Pesquisadores da USP mostram que o método mais utilizado no Brasil para controlar o coral-sol pode provocar impactos negativos se não for feito no momento certo e se a colônia não for isolada logo após ser removida

Remoção de coral invasor deve ser evitada em períodos de alta liberação de larvas, alerta estudo

Texto: André Julião | Agência FAPESP

Estudo assinado por pesquisadores do Instituto Oceanográfico da Universidade de São Paulo (IO-USP) mostra que o método mais usado para controle do coral-sol (Tubastraea spp.) pode até mesmo ajudar o animal a se propagar se não for feito nos períodos corretos. O coral-sol é originário do oceano Pacífico, foi introduzido acidentalmente na região do Caribe no início dos anos 1940 e, no Brasil, é considerado uma espécie exótica invasora, sendo registrado no país desde o fim dos anos 1980.

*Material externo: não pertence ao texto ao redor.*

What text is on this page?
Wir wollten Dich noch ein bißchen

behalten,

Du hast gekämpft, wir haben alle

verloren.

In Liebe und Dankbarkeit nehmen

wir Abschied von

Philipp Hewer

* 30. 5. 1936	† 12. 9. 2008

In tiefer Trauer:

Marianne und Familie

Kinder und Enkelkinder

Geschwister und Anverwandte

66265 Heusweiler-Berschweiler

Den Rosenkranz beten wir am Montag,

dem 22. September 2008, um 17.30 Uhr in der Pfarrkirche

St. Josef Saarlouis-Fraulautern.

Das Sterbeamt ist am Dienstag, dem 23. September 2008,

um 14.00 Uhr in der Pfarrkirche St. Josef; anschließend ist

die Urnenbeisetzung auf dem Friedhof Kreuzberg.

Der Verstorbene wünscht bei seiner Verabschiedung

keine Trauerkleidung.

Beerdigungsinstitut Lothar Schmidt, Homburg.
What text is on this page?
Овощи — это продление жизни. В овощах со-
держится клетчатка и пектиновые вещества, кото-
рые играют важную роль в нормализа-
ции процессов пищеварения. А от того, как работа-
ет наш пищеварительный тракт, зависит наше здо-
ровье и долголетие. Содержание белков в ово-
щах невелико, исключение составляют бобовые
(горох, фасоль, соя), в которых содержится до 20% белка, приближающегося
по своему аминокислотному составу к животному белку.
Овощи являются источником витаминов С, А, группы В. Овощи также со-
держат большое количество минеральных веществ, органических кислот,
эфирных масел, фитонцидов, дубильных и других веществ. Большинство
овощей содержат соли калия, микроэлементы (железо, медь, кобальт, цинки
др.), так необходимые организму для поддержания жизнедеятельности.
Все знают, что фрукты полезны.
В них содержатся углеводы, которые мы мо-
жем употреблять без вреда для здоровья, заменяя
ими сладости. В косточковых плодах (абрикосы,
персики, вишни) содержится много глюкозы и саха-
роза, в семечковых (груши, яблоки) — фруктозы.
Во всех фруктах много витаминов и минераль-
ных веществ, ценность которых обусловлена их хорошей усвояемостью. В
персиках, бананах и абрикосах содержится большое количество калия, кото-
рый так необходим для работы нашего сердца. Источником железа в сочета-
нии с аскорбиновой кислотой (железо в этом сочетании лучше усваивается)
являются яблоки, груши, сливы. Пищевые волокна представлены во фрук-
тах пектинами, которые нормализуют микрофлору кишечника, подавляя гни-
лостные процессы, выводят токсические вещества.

Publicado na revista Marine Biology, o trabalho apoiado pela Petrobras, pela Agência Nacional de Petróleo (ANP) e pela FAPESP aponta que, apesar de emitir larvas tipo plânula durante o ano todo, o coral invasor tem picos de liberação relacionados principalmente com o aumento da temperatura e da turbidez da água do mar. A emissão larval pode ocorrer em pouco tempo, como resposta ao estresse da remoção mecânica.

Os pesquisadores apontam que, nesses períodos, não deve ser feito o procedimento, pois as larvas liberadas em grande número podem se dispersar pelo ambiente. O método de remoção manual, que retira as colônias com marreta e talhadeira durante mergulho autônomo, é adotado em algumas unidades de conservação, como consta no Plano Nacional de Prevenção, Controle e Monitoramento do Coral-Sol (Tubastraea spp.) no Brasil.

“É a estratégia escolhida por algumas instituições brasileiras porque não utiliza produtos químicos e é direcionada exclusivamente ao coral-sol. A recomendação é tentar retirar as colônias íntegras, porque qualquer tecido remanescente tem a capacidade de regeneração”, explica Damián Mizrahi, que realizou a maior parte do trabalho durante pós-doutorado no IO-USP e foi bolsista da FAPESP no Centro de Biologia Marinha (CEBIMar) da USP durante a fase final de redação do artigo.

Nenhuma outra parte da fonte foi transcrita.